Cerean
English
    
    
Adjective
    
Cerean (not comparable)
- pertaining to Ceres
- 1892 (2007), Charles Leland, Etruscan Roman Remains, p. 233
- Pata'na was a Roman goddess who appears with greatly varied names, sometimes as a derivation from Ceres or a Cerean deity, and sometimes as Ceres herself.
 
- 1994 (2001), Hayford Peirce, "Six Million Solid Gold Belter Buckles", Jonathan White: Stockbroker in Orbit, Wildside Press, →ISBN, page 45
- Bouncing is something to be avoided in the low Cerean gravity: any bouncing here would have lifted me up against the café's green and white striped awning — and maybe on through it to interface violently with the 60 meters of carbonaceous chondrite rock that separate Clarkeville from the surface.
 
-  2012, Joop M. Houtkooper, Life on Earth and other Planetary Bodies, →ISBN, page 168:- If so, a commonality of Cerean life with Terran and possible Martian life ... could provide a strong corroboration of the "Ceres origin" hypothesis.
 
 
- 1892 (2007), Charles Leland, Etruscan Roman Remains, p. 233
Noun
    
Cerean (plural Cereans)
- A native or inhabitant of Ceres
-  1953, Isaac Asimov, Lucky Starr and the Pirates of the Asteroids:- "When they left, the men of Ceres counted their casualties.
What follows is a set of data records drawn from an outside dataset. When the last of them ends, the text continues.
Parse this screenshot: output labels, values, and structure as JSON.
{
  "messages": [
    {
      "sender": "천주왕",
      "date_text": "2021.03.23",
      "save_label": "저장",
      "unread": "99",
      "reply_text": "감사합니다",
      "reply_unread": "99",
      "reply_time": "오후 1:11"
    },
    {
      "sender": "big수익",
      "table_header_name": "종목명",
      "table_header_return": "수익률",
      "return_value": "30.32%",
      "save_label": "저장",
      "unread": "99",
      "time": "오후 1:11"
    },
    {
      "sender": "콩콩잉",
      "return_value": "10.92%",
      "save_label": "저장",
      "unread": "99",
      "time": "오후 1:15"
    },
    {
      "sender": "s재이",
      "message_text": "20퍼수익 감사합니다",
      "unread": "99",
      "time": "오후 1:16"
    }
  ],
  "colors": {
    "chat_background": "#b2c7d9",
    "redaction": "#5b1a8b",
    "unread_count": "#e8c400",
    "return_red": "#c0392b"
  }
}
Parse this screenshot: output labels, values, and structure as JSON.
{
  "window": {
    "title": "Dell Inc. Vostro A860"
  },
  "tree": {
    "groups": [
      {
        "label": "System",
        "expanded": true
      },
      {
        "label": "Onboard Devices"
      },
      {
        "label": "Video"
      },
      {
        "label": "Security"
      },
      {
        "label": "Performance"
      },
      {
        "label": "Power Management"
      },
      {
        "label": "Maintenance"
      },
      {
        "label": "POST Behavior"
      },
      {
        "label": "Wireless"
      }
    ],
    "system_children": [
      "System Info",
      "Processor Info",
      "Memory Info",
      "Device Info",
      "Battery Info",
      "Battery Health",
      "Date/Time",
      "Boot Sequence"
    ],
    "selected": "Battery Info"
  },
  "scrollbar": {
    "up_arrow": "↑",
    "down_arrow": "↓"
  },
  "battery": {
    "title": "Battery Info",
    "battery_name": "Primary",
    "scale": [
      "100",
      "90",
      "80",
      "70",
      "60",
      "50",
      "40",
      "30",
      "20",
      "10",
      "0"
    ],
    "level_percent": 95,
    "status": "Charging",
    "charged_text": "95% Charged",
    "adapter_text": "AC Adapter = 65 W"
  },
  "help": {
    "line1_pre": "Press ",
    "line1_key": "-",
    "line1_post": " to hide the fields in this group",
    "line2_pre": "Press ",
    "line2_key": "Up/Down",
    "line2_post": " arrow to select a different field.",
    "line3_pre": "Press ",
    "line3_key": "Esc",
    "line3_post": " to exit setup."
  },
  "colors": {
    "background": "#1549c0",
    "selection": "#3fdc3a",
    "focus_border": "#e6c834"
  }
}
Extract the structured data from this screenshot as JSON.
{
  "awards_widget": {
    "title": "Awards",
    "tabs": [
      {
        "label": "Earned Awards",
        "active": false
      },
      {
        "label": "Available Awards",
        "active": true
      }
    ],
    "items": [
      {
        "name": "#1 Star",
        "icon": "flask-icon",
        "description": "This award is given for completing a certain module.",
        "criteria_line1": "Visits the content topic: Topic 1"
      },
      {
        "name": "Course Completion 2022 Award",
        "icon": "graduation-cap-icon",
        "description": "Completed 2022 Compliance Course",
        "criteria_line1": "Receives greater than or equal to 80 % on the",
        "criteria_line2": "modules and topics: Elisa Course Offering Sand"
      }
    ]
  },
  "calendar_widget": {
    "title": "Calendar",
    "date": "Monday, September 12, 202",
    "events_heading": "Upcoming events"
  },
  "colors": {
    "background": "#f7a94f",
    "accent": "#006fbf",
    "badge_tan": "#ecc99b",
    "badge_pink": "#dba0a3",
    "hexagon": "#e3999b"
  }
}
Fifteen Cereans were dead and many more hurt in one way or another, as against the bodies of five pirates."
 
-  1988, Everett Franklin Bleiler, Science-fiction: the Gernsback years, Kent State University Press, page 374:- "Traveling by etheric-magnetic means, the comrades soon reached Ceres, where they find a couple of corpses, but no living Cereans."